By focusing on what they knew, Organized Noize and OutKast found the world coming to them, rather than needing to push for attention. The record sold half a million copies in the first few months, and was certified platinum within a year. Critics lauded the fusion of p-funk influences, live instrumentation, and bold coming-of-age tales of life in the modern South. Organized Noize's writing and production were injected with the electric personality of André 3000 and Big Boi, while the young rappers found a frenetic footing for their burgeoning talents. "I can't explain the gravity, attraction, or soundscape of that record. We were merely hired young guns that only rapped on the record, which [Organized Noize] produced in its entirety," Benjamin says.

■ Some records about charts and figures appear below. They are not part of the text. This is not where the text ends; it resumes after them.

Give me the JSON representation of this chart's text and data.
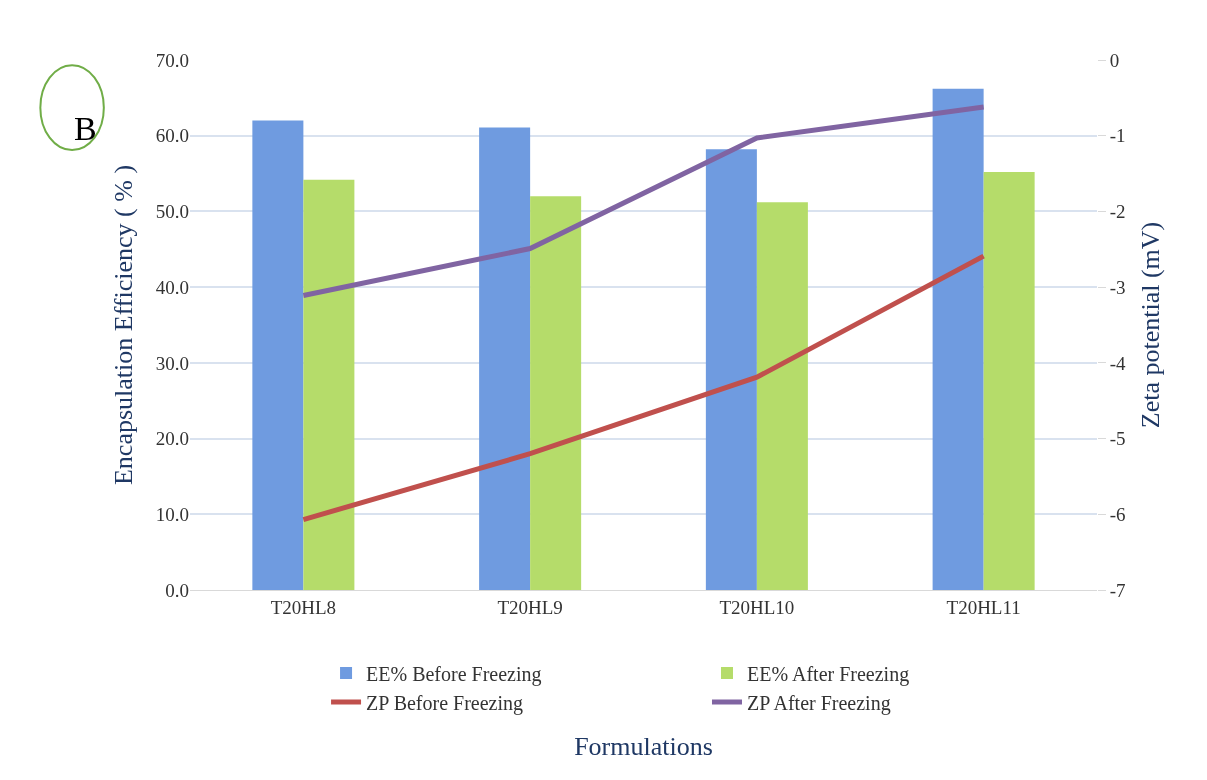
{
  "chart_data": {
    "type": "bar",
    "categories": [
      "T20HL8",
      "T20HL9",
      "T20HL10",
      "T20HL11"
    ],
    "xlabel": "Formulations",
    "ylabel": "Encapsulation Efficiency ( % )",
    "y2label": "Zeta potential (mV)",
    "annotations": [
      "B"
    ],
    "series": [
      {
        "name": "EE% Before Freezing",
        "color": "#6f9be0",
        "values": [
          62.0,
          61.1,
          58.2,
          66.2
        ]
      },
      {
        "name": "EE% After Freezing",
        "color": "#b5dc6a",
        "values": [
          54.2,
          52.0,
          51.2,
          55.2
        ]
      },
      {
        "name": "ZP Before Freezing",
        "type": "line",
        "axis": "y2",
        "color": "#c0504d",
        "values": [
          -6.07,
          -5.2,
          -4.19,
          -2.59
        ]
      },
      {
        "name": "ZP After Freezing",
        "type": "line",
        "axis": "y2",
        "color": "#8064a2",
        "values": [
          -3.11,
          -2.49,
          -1.03,
          -0.62
        ]
      }
    ],
    "ylim": [
      0,
      70
    ],
    "yticks": [
      {
        "value": 0,
        "label": "0.0"
      },
      {
        "value": 10,
        "label": "10.0"
      },
      {
        "value": 20,
        "label": "20.0"
      },
      {
        "value": 30,
        "label": "30.0"
      },
      {
        "value": 40,
        "label": "40.0"
      },
      {
        "value": 50,
        "label": "50.0"
      },
      {
        "value": 60,
        "label": "60.0"
      },
      {
        "value": 70,
        "label": "70.0"
      }
    ],
    "y2lim": [
      -7,
      0
    ],
    "y2ticks": [
      -7,
      -6,
      -5,
      -4,
      -3,
      -2,
      -1,
      0
    ],
    "grid": "y",
    "legend": "bottom",
    "marker": "none",
    "line_style": "solid"
  }
}
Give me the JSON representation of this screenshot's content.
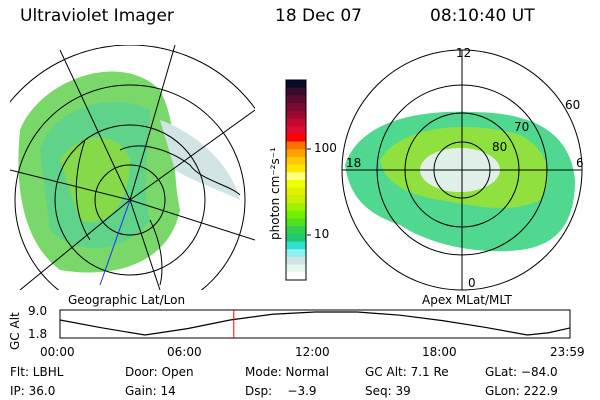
{
  "header": {
    "instrument": "Ultraviolet Imager",
    "date": "18 Dec 07",
    "time": "08:10:40 UT"
  },
  "left_panel": {
    "label": "Geographic Lat/Lon"
  },
  "right_panel": {
    "label": "Apex MLat/MLT",
    "mlt_labels": [
      "12",
      "18",
      "6",
      "0"
    ],
    "mlat_labels": [
      "60",
      "70",
      "80"
    ]
  },
  "colorbar": {
    "unit_label": "photon cm⁻²s⁻¹",
    "tick_labels": [
      "100",
      "10"
    ],
    "colors": [
      "#0a0a2a",
      "#3a0a2a",
      "#5a0a30",
      "#7a0a30",
      "#9a0a30",
      "#c00a30",
      "#e00a30",
      "#ff0000",
      "#ff7000",
      "#ffa000",
      "#ffc800",
      "#ffe600",
      "#ffff80",
      "#f0ff00",
      "#e0f000",
      "#c8f000",
      "#a0f000",
      "#70f000",
      "#50e020",
      "#30d050",
      "#20c870",
      "#30e0d0",
      "#90f0f0",
      "#d0e4e4",
      "#e8f4ee",
      "#ffffff"
    ]
  },
  "timeline": {
    "axis_label": "GC Alt",
    "y_ticks": [
      "9.0",
      "1.8"
    ],
    "x_ticks": [
      "00:00",
      "06:00",
      "12:00",
      "18:00",
      "23:59"
    ],
    "marker_time": "08:10:40",
    "marker_color": "#ff0000",
    "chart_data": {
      "type": "line",
      "x": [
        0,
        2,
        4,
        6,
        8,
        10,
        12,
        14,
        16,
        18,
        20,
        22,
        23,
        24
      ],
      "y": [
        6.5,
        4,
        1.8,
        3.8,
        6.5,
        8.3,
        9,
        9,
        8,
        6.3,
        4.2,
        1.8,
        2.5,
        4
      ],
      "ylim": [
        1.8,
        9.0
      ],
      "xlim": [
        0,
        24
      ]
    }
  },
  "status": {
    "row1": [
      "Flt: LBHL",
      "Door: Open",
      "Mode: Normal",
      "GC Alt: 7.1 Re",
      "GLat: −84.0"
    ],
    "row2": [
      "IP: 36.0",
      "Gain: 14",
      "Dsp:    −3.9",
      "Seq: 39",
      "GLon: 222.9"
    ]
  }
}
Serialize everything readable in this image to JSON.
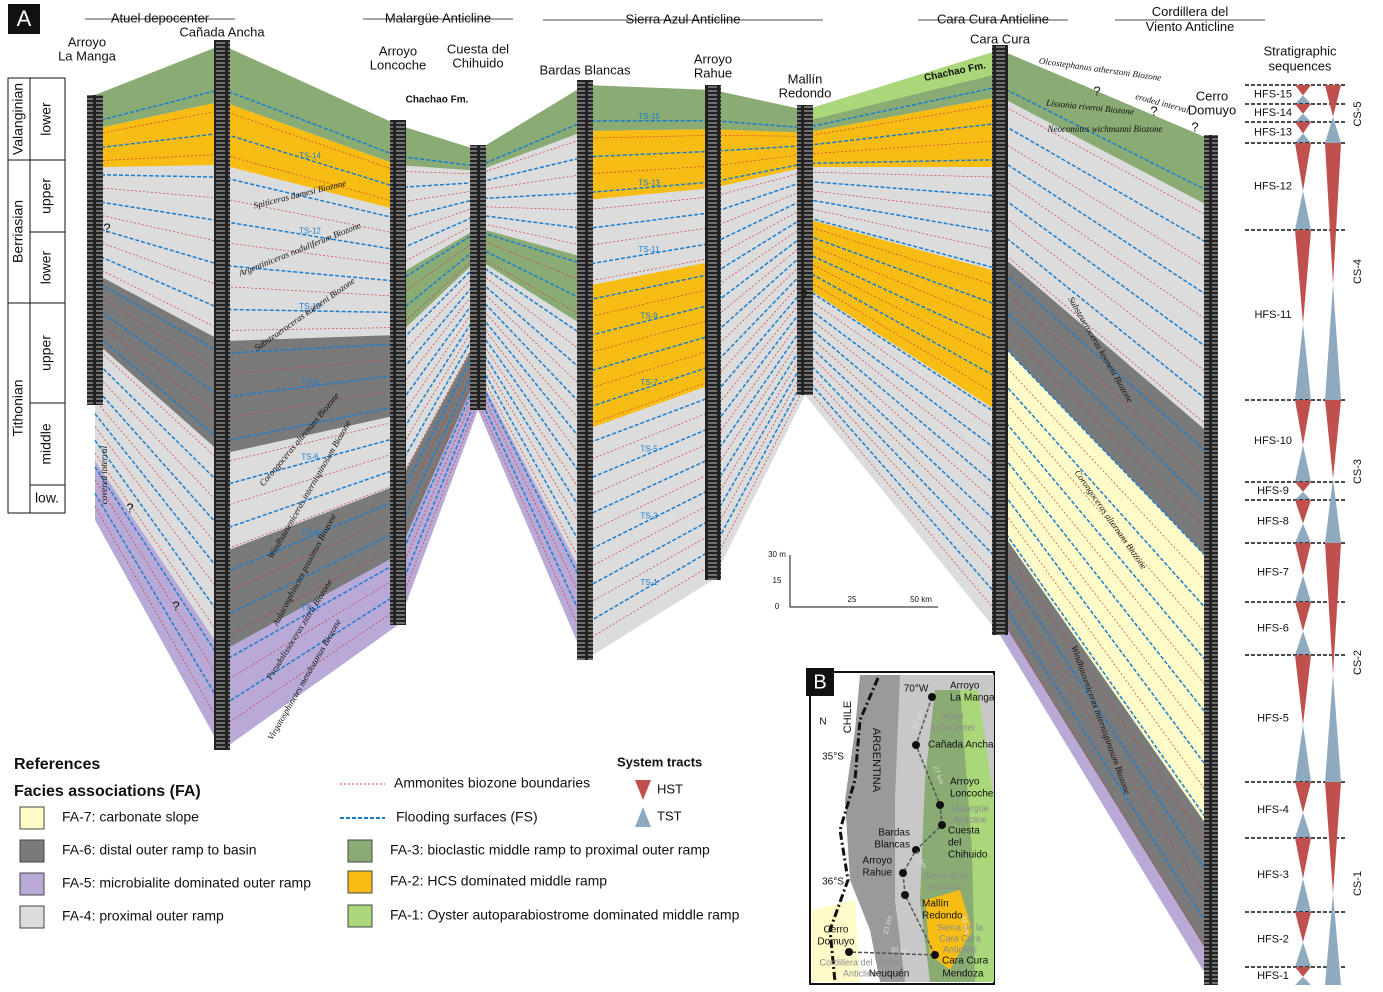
{
  "panel_a": {
    "label": "A",
    "anticlines": [
      "Atuel depocenter",
      "Malargüe Anticline",
      "Sierra Azul Anticline",
      "Cara Cura Anticline",
      "Cordillera del Viento Anticline"
    ],
    "sections": [
      [
        "Arroyo",
        "La Manga"
      ],
      [
        "Cañada Ancha"
      ],
      [
        "Arroyo",
        "Loncoche"
      ],
      [
        "Cuesta del",
        "Chihuido"
      ],
      [
        "Bardas Blancas"
      ],
      [
        "Arroyo",
        "Rahue"
      ],
      [
        "Mallín",
        "Redondo"
      ],
      [
        "Cara Cura"
      ],
      [
        "Cerro",
        "Domuyo"
      ]
    ],
    "stages": [
      "Valanginian",
      "Berriasian",
      "Tithonian"
    ],
    "substages": [
      "lower",
      "upper",
      "lower",
      "upper",
      "middle",
      "low."
    ],
    "biozones": [
      "Olcostephanus atherstoni Biozone",
      "Lissonia riveroi Biozone",
      "Neocomites wichmanni Biozone",
      "Spiticeras damesi Biozone",
      "Argentiniceras noduliferum Biozone",
      "Substeueroceras koeneni Biozone",
      "Corongoceras alternans Biozone",
      "Windhauseniceras internispinosum Biozone",
      "Aulacosphinctes proximus Biozone",
      "Pseudolissoceras zitteli Biozone",
      "Virgatosphinctes mendozanus Biozone"
    ],
    "flooding_surfaces": [
      "TS-1",
      "TS-2",
      "TS-3",
      "TS-4",
      "TS-5",
      "TS-6",
      "TS-7",
      "TS-8",
      "TS-9",
      "TS-10",
      "TS-11",
      "TS-12",
      "TS-13",
      "TS-14",
      "TS-15"
    ],
    "formation": "Chachao Fm.",
    "notes": [
      "covered interval",
      "eroded interval"
    ],
    "question": "?",
    "scale_bar": [
      "30 m",
      "15",
      "0",
      "25",
      "50 km"
    ],
    "sequences": {
      "title": [
        "Stratigraphic",
        "sequences"
      ],
      "hfs": [
        "HFS-15",
        "HFS-14",
        "HFS-13",
        "HFS-12",
        "HFS-11",
        "HFS-10",
        "HFS-9",
        "HFS-8",
        "HFS-7",
        "HFS-6",
        "HFS-5",
        "HFS-4",
        "HFS-3",
        "HFS-2",
        "HFS-1"
      ],
      "cs": [
        "CS-5",
        "CS-4",
        "CS-3",
        "CS-2",
        "CS-1"
      ]
    }
  },
  "legend": {
    "references": "References",
    "facies_title": "Facies associations (FA)",
    "facies": [
      {
        "label": "FA-7:  carbonate slope",
        "color": "#fffbc8"
      },
      {
        "label": "FA-6:  distal outer ramp to basin",
        "color": "#7a7a7a"
      },
      {
        "label": "FA-5:  microbialite dominated outer ramp",
        "color": "#b9a9d6"
      },
      {
        "label": "FA-4:  proximal outer ramp",
        "color": "#dcdcdc"
      },
      {
        "label": "FA-3:  bioclastic middle ramp to proximal outer ramp",
        "color": "#8aab74"
      },
      {
        "label": "FA-2:  HCS dominated middle ramp",
        "color": "#f7bd14"
      },
      {
        "label": "FA-1:  Oyster autoparabiostrome dominated middle ramp",
        "color": "#a9d77a"
      }
    ],
    "lines": [
      "Ammonites biozone boundaries",
      "Flooding surfaces (FS)"
    ],
    "system_tracts": {
      "title": "System tracts",
      "items": [
        "HST",
        "TST"
      ]
    }
  },
  "panel_b": {
    "label": "B",
    "labels": [
      "CHILE",
      "ARGENTINA",
      "70°W",
      "35°S",
      "36°S",
      "Neuquén",
      "Mendoza",
      "N"
    ],
    "sites": [
      [
        "Arroyo",
        "La Manga"
      ],
      [
        "Cañada Ancha"
      ],
      [
        "Arroyo",
        "Loncoche"
      ],
      [
        "Cuesta",
        "del",
        "Chihuido"
      ],
      [
        "Bardas",
        "Blancas"
      ],
      [
        "Arroyo",
        "Rahue"
      ],
      [
        "Mallín",
        "Redondo"
      ],
      [
        "Cara Cura"
      ],
      [
        "Cerro",
        "Domuyo"
      ]
    ],
    "regions": [
      [
        "Atuel",
        "depocenter"
      ],
      [
        "Malargüe",
        "Anticline"
      ],
      [
        "Sierra Azul",
        "Anticline"
      ],
      [
        "Sierra de la",
        "Cara Cura",
        "Anticline"
      ],
      [
        "Cordillera del Viento",
        "Anticline"
      ]
    ],
    "distances": [
      "36 km",
      "27 km",
      "17 km",
      "23 km",
      "48 km",
      "30 km"
    ]
  }
}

Beyond the traditional critical acclaim, the record had people within the entertainment world buzzing as well. Legendary director John Singleton had been a big enough fan of Southernplayalisticadillacmuzik that he reached out to Organized Noize when he began production on Higher Learning. "John Singleton said that a lot of the movie was based on Big Rube's interludes on this album," Murray says. "In essence, Ice Cube is playing Big Rube off of Southernplayalistic in that movie."
Now, 25 years later, the record has only grown more beloved, garnered more of a following and inspired more growing artists and enlivened more lives. But for the men involved in the record's creation, listening back to Southernplayalisticadillacmuzik is more of a complex proposition. "I actually cringe now when listening to it because I hear how I was still trying to find who I was as a young man with many influences—good and bad," Benjamin says. "I was only about three years away from living a pretty strict life with just my mom and I, so I was essentially still a momma's boy that got sent to live with my dad and that's when I met Big Boi. Then we met Rico, Ray, Sleepy, Gipp and what would later become The Dungeon Family."

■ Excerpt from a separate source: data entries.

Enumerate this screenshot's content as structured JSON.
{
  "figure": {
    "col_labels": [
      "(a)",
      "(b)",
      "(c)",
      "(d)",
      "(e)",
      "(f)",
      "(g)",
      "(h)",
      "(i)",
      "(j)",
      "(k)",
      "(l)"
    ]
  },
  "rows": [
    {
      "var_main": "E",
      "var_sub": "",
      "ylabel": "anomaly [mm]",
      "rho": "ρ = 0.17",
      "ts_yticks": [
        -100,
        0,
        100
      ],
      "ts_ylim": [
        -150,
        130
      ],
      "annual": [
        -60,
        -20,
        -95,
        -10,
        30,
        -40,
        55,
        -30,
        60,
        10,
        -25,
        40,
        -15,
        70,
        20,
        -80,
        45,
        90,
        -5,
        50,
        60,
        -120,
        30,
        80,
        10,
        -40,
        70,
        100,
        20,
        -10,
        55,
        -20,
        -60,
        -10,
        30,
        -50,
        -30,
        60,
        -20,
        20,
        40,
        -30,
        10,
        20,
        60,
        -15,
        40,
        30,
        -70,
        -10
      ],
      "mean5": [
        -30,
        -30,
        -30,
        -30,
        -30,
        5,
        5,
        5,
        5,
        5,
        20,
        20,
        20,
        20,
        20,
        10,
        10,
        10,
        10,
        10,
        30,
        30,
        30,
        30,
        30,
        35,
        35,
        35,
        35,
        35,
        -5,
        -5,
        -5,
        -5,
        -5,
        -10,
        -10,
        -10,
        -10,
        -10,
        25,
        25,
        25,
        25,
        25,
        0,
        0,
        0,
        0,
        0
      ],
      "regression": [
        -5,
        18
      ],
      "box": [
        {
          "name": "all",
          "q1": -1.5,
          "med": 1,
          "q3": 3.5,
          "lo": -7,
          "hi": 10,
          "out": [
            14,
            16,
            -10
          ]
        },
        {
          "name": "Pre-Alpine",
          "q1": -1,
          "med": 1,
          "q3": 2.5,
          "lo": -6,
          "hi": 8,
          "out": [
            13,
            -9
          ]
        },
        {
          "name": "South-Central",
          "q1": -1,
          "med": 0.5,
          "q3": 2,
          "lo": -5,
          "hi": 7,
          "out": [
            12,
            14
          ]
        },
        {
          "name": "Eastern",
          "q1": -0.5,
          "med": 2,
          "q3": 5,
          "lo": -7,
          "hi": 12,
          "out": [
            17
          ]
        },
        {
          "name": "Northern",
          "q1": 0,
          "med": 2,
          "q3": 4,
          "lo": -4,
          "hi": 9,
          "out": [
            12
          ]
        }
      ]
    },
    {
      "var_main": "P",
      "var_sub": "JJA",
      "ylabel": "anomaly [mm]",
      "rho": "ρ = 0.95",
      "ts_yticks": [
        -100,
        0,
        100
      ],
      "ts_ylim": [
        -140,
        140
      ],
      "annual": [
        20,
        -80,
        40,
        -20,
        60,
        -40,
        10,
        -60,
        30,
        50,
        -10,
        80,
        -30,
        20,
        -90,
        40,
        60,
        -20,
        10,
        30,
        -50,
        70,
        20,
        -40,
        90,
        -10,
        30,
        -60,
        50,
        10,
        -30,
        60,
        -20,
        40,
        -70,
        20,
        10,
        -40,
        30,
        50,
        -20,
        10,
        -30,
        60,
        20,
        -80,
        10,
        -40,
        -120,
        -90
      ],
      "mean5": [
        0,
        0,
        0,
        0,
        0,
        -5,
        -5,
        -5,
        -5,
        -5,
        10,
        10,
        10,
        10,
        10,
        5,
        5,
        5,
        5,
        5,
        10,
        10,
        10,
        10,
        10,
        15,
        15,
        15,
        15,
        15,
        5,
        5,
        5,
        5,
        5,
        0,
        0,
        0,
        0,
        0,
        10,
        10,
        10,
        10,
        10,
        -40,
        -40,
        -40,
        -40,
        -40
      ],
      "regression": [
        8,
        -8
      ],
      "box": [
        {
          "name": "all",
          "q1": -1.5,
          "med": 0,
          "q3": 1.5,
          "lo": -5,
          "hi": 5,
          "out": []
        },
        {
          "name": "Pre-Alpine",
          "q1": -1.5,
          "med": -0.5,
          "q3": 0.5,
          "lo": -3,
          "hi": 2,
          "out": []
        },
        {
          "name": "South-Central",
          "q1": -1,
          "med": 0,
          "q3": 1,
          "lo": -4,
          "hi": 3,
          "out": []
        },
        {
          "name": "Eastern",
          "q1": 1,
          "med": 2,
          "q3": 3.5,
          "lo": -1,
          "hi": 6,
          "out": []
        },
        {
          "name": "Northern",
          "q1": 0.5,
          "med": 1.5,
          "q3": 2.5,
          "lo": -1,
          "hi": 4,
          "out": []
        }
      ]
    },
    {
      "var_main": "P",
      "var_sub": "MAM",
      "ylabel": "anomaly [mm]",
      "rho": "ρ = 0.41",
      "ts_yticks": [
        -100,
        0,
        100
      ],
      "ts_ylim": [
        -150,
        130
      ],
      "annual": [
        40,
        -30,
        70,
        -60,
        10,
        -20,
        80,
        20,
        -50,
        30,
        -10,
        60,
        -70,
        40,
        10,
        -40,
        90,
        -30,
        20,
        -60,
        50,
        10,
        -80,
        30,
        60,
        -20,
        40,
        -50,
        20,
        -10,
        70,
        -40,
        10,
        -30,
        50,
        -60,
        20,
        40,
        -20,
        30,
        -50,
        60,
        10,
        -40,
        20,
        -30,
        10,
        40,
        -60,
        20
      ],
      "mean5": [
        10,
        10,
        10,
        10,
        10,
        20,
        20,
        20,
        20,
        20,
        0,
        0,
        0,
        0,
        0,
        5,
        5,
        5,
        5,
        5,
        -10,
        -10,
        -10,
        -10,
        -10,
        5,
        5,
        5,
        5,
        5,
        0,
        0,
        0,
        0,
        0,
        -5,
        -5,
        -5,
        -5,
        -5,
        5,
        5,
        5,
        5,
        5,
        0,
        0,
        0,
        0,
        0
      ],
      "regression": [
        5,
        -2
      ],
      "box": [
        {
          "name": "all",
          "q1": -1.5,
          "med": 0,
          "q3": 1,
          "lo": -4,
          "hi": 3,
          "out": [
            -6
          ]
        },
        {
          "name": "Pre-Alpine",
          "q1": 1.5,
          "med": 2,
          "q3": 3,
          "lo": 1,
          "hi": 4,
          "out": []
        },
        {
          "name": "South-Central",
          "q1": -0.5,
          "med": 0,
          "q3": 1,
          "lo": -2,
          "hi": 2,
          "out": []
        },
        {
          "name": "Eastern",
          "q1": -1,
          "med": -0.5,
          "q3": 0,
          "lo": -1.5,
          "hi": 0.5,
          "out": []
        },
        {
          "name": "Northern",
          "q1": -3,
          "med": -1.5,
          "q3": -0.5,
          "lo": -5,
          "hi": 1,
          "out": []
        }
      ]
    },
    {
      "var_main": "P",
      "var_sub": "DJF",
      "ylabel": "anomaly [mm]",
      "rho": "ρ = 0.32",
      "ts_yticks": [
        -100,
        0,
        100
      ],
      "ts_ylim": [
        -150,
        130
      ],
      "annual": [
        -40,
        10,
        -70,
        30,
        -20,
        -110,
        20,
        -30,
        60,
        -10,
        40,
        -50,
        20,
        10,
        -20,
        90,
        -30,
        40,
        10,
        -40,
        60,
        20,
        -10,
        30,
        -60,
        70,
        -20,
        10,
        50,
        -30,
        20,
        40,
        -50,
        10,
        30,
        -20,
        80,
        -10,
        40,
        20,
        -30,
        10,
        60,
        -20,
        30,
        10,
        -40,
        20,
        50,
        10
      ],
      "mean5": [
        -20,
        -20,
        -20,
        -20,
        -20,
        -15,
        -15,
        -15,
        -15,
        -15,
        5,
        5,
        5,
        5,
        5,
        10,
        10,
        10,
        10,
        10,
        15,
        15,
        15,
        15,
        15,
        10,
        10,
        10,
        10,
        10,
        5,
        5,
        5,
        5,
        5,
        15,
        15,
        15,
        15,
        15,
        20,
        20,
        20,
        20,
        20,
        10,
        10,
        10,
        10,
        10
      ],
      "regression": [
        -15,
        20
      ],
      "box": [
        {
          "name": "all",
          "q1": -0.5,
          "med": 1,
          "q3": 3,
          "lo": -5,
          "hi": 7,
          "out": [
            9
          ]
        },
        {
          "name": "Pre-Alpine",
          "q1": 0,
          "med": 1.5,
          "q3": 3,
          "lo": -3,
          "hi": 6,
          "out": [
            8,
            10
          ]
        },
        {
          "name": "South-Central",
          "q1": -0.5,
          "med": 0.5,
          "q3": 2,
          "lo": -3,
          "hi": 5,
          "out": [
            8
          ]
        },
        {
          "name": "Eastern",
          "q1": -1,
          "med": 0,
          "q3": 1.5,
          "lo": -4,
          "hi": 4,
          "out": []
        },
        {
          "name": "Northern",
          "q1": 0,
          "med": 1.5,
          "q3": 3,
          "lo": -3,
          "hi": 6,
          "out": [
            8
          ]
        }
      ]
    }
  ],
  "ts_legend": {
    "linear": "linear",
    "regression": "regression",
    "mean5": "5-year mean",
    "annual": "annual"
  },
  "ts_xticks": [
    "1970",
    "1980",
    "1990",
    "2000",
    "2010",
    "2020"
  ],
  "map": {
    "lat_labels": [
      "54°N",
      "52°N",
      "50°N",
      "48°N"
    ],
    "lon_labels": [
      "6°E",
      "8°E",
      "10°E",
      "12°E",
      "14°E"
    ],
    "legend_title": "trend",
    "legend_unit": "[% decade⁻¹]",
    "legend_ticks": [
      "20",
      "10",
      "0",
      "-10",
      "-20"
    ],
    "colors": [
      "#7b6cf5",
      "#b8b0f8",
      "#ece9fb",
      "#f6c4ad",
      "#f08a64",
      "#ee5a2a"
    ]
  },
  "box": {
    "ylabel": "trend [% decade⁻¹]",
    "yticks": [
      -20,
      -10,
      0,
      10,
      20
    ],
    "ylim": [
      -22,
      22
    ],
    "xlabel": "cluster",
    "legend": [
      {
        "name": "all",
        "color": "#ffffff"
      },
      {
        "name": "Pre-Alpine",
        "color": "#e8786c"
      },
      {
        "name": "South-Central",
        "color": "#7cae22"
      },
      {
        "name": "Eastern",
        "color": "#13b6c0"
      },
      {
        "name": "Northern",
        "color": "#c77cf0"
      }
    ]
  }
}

Murray, meanwhile, listens to the record from time to time as a reminder of the fire of that moment. "We just had the competitive spirit of young lions looking at old lions,: he laughs. "I have all faith in God, I put it all on the record, and faith is rewarded because people are saved by it. We’re still talking about Southernplayalisticadillacmuzik 25 years later."

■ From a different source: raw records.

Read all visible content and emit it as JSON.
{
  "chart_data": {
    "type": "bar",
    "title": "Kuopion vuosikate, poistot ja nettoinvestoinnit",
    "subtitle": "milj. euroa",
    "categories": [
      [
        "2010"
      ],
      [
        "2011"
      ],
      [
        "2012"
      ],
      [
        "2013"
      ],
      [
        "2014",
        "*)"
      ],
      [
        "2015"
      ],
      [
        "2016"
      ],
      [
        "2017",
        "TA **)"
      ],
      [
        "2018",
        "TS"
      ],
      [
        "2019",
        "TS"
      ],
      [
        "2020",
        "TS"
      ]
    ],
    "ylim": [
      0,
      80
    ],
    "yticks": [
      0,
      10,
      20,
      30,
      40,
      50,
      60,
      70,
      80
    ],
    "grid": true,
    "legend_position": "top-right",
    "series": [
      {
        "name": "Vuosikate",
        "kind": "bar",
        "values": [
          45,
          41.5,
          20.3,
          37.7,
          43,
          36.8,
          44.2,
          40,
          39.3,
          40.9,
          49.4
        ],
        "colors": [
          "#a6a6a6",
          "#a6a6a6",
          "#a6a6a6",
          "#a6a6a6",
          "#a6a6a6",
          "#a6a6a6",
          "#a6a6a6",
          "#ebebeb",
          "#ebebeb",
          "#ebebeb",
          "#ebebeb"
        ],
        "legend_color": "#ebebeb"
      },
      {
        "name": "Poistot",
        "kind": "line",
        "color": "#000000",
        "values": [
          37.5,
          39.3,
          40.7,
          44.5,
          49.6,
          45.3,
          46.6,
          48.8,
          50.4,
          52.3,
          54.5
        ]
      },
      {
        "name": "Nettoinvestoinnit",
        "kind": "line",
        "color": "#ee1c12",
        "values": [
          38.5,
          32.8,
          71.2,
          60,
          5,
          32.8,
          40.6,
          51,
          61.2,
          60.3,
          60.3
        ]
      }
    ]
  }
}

But, perhaps most important, both in propelling their growth as artists and a tight-knit group that would go on to produce more mind-blowing records, Benjamin looks back to the debut as a family affair, an experience of discovering a whole new life. "Rico, Ray, Sleepy, Gipp, and what would later become The Dungeon Family—I watched and learned from them like big brothers. I'm an only child so this was great for me," he says. "Another world opened up for me then and it came fast. The characters I met, the experiences, the odd trying to fit in, trying to belong to something is all heard on that record. I cringe to my rhyming because I could barely even pronounce my words clearly. And I can hear all of my influences. As time went on, I heard more and more confidence in myself and that inspired more freedom to explore. I've found some creative freedom and have developed a little more in areas. I’m always concerned with the discovery or newness of things, which keeps me invested. Otherwise, I'm dead."